Pilot whales, mostly short-finned pilot whales, have been kept in captivity in various marine parks, arguably starting in the late 1940s. Since 1973, some long-finned pilot whales from New England waters were taken and temporarily kept in captivity. Short-finned pilot whales off southern California, Hawaii and Japan have been kept in aquariums and oceanariums. Several pilot whales from southern California and Hawaii were taken into captivity during the 1960s and early 1970s, two of which were placed at SeaWorld San Diego. During the 1970s and early 1980s, six pilot whales were captured alive by drive hunts and taken for public display.

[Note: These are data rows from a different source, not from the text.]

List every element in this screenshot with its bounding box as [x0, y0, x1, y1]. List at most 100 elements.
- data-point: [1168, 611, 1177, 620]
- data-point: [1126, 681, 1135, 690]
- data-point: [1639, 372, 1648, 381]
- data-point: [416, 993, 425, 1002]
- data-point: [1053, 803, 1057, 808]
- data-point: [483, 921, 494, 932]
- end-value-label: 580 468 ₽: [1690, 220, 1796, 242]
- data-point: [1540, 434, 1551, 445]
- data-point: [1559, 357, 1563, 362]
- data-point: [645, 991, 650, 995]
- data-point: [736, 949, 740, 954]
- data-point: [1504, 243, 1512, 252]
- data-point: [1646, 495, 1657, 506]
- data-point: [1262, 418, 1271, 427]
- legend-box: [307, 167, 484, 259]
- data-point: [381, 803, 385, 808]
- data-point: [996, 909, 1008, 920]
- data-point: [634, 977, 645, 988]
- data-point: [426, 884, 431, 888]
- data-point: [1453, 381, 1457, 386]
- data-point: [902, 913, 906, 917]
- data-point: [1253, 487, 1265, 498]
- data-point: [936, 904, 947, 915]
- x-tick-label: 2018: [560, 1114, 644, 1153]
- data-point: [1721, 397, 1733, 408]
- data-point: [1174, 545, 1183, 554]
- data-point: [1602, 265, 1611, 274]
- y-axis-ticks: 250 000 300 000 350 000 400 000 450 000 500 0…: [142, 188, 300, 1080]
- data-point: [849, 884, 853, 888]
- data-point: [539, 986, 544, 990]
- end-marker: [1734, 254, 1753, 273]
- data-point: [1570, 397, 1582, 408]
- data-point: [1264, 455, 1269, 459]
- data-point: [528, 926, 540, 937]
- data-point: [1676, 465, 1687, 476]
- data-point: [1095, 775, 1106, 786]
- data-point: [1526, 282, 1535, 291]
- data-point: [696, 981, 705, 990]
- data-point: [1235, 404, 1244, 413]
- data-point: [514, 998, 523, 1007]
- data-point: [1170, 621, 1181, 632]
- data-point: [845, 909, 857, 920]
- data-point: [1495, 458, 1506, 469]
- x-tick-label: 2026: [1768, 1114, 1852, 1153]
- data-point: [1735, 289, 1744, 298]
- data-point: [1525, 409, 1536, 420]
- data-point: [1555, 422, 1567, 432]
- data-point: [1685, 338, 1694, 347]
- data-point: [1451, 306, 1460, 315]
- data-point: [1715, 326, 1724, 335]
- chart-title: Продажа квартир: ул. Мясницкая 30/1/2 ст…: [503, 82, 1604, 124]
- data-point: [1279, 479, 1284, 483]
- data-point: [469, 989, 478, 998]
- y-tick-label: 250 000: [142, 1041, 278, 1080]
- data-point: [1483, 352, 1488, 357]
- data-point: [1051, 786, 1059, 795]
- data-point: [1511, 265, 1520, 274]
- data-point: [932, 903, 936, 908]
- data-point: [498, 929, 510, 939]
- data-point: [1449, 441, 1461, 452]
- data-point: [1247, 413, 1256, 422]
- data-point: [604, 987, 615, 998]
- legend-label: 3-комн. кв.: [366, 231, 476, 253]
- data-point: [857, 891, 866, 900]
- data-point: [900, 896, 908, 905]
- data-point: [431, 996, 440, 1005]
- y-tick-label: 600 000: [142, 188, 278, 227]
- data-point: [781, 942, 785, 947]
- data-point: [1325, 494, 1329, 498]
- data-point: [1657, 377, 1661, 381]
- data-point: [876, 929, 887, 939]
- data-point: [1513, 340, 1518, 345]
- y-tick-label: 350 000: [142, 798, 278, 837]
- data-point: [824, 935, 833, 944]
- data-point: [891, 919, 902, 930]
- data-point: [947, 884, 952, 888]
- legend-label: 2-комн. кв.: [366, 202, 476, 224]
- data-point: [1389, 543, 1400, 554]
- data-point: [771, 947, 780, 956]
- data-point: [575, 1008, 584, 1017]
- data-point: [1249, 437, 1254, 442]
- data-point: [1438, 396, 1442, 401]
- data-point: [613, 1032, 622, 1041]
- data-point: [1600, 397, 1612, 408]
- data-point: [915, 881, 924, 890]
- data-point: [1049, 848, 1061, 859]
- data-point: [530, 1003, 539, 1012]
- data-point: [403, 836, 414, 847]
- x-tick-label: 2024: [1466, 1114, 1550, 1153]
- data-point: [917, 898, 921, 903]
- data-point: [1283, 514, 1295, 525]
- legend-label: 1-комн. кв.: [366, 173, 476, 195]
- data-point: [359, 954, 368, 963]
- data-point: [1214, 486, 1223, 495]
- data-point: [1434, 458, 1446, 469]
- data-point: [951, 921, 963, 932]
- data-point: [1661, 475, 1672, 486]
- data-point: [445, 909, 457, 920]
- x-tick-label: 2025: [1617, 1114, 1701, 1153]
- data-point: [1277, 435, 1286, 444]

Pilot whales have historically had low survival rates in captivity, with the average annual survival being 0.51 years during the mid-1960s to early 1970s. There have been a few exceptions to the rule. Bubbles, a female short-finned pilot whale, who was displayed in Marineland of the Pacific and eventually at Sea World California, lived to be somewhere in her 50s when she eventually died on 12 June 2016.
In 1968, a pilot whale was captured, given the name Morgan, and trained by the U.S. Navy's Deep Ops to retrieve deeper-attached objects from the ocean floor. He dove a record depth of 1654 feet and was used for training until 1971.

===Films===
There are two documentaries entirely dedicated to the pilot whales.

- Full-length Cheetahs of the deep (49', 2014, directed by Rafa Herrero Massieu) — tells about the way of life, features of social interaction, the subtleties of hunting, games and breeding on the example of a group of non-migrating short-finned pilot whales living between the Islands of Tenerife and La Gomera of the Canary archipelago. A curious feature of the film is that: "all marine mammals filmed in freediving".

- Short film My Pilot, Whale (28', 2014, directed by Alexander and Nicole Gratovsky) demonstrates the possibility of interaction between humans and free-living pilot whales, offering the viewer a number of philosophical questions related to cetaceans: about their attitude to the world, what we have in common, what we — humans — can learn from them, and so on. The film has received a number awards of international film festivals.